On 14 September 1991, a man entered the Accademia Gallery in Florence and walked towards Michelangelo’s David. A few minutes later, that man lay down on the floor and dropped a small hammer. From that moment on, the story of the David would never be the same again. In the first episode of La Martellata, Radio Papesse meets Piero Cannata, the man with the hammer. They are in the company of Mireia c. Sladrigues, a Catalan artist who has long been interested in iconoclasm as one of the many forms of receiving art. With Mireia, Radio Papesse goes in search of his reasons: what motivated the attack on David? What were his intentions? They read the newspapers of the time, meet the only witness, and retrace the facts together with the then vice director of the museum.

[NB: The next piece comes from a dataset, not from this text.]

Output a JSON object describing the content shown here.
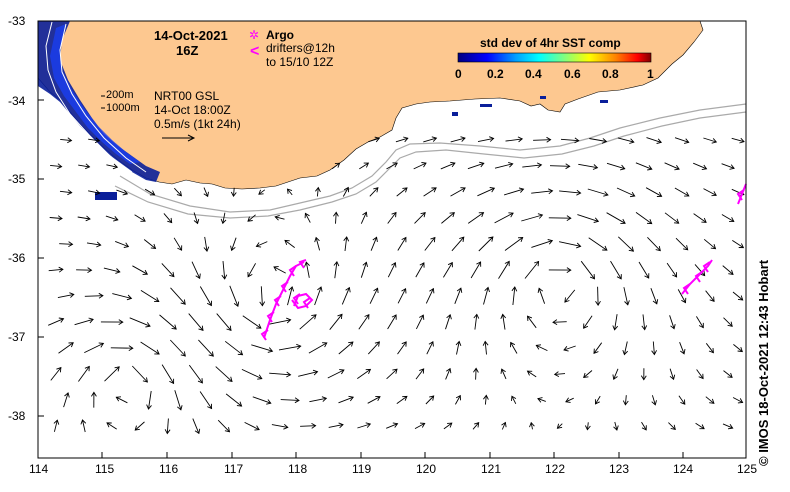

Ep. 2 Iconoclasm, the shadow of art history

“When one creates an idol, one not only gives rise to idolatry, but also, inevitably, to the danger of iconoclasm”, states Franca Falletti, the deputy director of the Accademia Gallery at the time, describing the double face of the myth of David as both idol and victim. In this episode we attempt to shed some light on an umbrella word that lumps together ISIS and the avant-garde, activists of Last Generation and Black Lives Matter. Often wrongly. 15 minutes is a short time to talk about a phenomenon as complex as iconoclasm. We try to do so with the help of Dario Gamboni, author of The Destruction of Art; Tarcisio Lancioni, lecturer in semiotic disciplines at the University of Siena; and Barbara Casavecchia, lecturer at the Brera Academy, a critic and curator who has recently been involved in a research cycle on issues that link art, ecology and the narratives revolving around climate change.

Ep. 3 The memory of marble

In the third and final episode of La Martellata, Radio Papesse recounts what happened to the David after the hammer blow: the restoration work and some of the people who, between 1991 and 2003, cared for, analysed, reassembled and cleaned it, in an endeavour involving scientists, restorers and institutions including the Opificio delle Pietre Dure and the CNR. Because if the hammer blow triggered something good, this lies in the research and the discoveries that followed, in the information carried in all those chips and micro particles of marble that left the David’s body on 14 September 1991. As Finnish media scholar and archaeologist Jussi Parikka says, there is no narrative more concrete than a bundle of dust particles, a crystalline database of information.